Text of statute as originally enacted

= Triennial Acts =

1641 Acts by the English Parliament

The Triennial Act 1640 (16 Cha. 1. c. 1), also known as the Dissolution Act, was an act passed on 15 February 1641, by the English Long Parliament, during the reign of King Charles I. The act required that Parliament meet for at least a fifty-day session once every three years. It was intended to prevent kings from ruling without Parliament, as Charles had done between 1629 and 1640. If the King failed to call Parliament, the act required the Lord Chancellor to issue the writs, and failing that, the House of Lords could assemble and issue writs for the election of the House of Commons. Clause 11 was unusual because it explicitly stated that this bill would receive royal assent before the end of the parliamentary session. At that time, bills did not customarily gain royal assent until after the end of the session. There was a risk that, if this Clause 11 had not been present, the Act might not have come into force until the next parliament.

In 1664, the 1640 Act was repealed by the Triennial Parliaments Act 1664 (16 Cha. 2. c. 1). Though this new Act maintained the requirement that a parliament be called at least once in three years, there was no mechanism to enforce this requirement.

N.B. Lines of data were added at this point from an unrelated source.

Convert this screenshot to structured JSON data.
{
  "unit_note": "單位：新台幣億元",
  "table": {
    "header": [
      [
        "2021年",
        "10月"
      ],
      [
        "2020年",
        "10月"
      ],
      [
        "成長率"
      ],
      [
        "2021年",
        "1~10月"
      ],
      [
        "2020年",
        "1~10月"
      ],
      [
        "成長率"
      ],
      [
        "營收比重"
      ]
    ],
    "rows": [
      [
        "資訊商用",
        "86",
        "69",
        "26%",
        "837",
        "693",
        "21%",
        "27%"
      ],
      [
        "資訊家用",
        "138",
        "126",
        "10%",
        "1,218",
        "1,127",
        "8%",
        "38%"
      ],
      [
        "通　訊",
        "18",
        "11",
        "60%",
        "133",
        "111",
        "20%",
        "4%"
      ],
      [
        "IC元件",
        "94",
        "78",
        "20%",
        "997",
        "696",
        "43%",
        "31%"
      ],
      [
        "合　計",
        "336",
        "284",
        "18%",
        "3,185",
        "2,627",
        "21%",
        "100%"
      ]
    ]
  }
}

Thus, Charles II was able to rule for the last four years of his reign without calling a parliament.

Under the Triennial Act 1694 (6 & 7 Will. & Mar. c. 2), also known as the Meeting of Parliament Act 1694, Parliament was to meet annually and general elections were to be held once every three years. The country thus remained in a state of what was said to be constant election fever (ten elections in twenty years) and loyalties among MPs were difficult to establish, which increased partisanship and rivalry in these Parliaments. This state of political instability is often known as the 'Rage of Party'.

In 1716, the Septennial Act 1715 (1 Geo. 1. St. 2. c. 38) took effect, under which a parliament could sit for up to seven years. This act ushered in a period of greater stability in British politics, with long-lasting parliaments and governments typical through much of the 18th century.